Faithful to itself, the Government now only remains in the persons of its gendarmes and police. But, however roomy Russian prisons may be, they are already full to overflowing, and the whole proletariat cannot be locked up. On the other hand, experience has shown that arresting as many as 1,500 at a time does not intimidate the workers.

Essentially of a trade unionist character, if political liberty existed in Russia this mass movement would have resulted in the formation of powerful trade unions — unions the more needed that in Russia the innumerable and ever growing agrarian proletariat is constantly forcing down the subsistence level of the town proletariat. But, thanks to Czardom, this trade union movement has assumed a clearly defined political character, and whatever the Government may now do, this movement will continue to determinedly oppose autocracy.

Will the First of May be celebrated in St. Petersburg this year? During the recent years, when the movement was a propaganda movement, not having acquired as yet the character of a mass agitation, small groups of workmen — 200 or 300 — used to meet for the celebration of that day at some spot outside the town, where speeches were pronounced mostly on the struggle which the Western brethren wage. Now the movement has outgrown celebrations of such kind. The desire to celebrate the First of May certainly exists with many a thousand or even tens of thousand of workmen of St. Petersburg alone. But is the fulfilment of this desirable? As reported by officers, the soldiers brought down to the working class quarters during the strikes sympathised with the latter; so did the shopkeepers, who gave food to the strikers, in spite of the orders of the police.
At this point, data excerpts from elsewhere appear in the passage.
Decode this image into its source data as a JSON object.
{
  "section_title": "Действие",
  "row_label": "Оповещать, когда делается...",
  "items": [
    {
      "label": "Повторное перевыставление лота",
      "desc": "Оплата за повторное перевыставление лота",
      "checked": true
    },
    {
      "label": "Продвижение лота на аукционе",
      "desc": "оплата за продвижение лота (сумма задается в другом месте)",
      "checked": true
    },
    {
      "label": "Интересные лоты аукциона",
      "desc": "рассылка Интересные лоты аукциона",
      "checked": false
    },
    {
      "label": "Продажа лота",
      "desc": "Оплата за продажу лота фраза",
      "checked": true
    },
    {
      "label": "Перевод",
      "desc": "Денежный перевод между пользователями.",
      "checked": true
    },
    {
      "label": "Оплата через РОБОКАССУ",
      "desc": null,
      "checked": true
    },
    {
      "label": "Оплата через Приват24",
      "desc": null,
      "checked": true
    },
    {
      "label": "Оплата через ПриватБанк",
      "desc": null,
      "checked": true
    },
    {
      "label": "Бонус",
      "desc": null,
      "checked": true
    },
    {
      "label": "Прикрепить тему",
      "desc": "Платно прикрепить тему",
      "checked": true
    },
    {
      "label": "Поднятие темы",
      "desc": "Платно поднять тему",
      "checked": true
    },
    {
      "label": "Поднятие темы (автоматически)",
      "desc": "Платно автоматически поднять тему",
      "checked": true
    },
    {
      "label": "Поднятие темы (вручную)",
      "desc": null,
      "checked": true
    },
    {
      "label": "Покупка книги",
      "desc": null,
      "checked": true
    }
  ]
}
The strikes, in fact, are intelligible to the great mass of the population, but not so is a May Day demonstration. It is understood only by the workers and by a part of the students and the educated classes, and the Government would easily enough be in a position to use arms. The celebration would take place at too great a cost. But April 15 (o.s.), on which the Government has promised to introduce, by legislation, a shorter working day, coincides with April 28 (n.s.). If the Government does not keep its word, the beginning of May coincides with the beginning of a new mass strike in St. Petersburg and Moscow.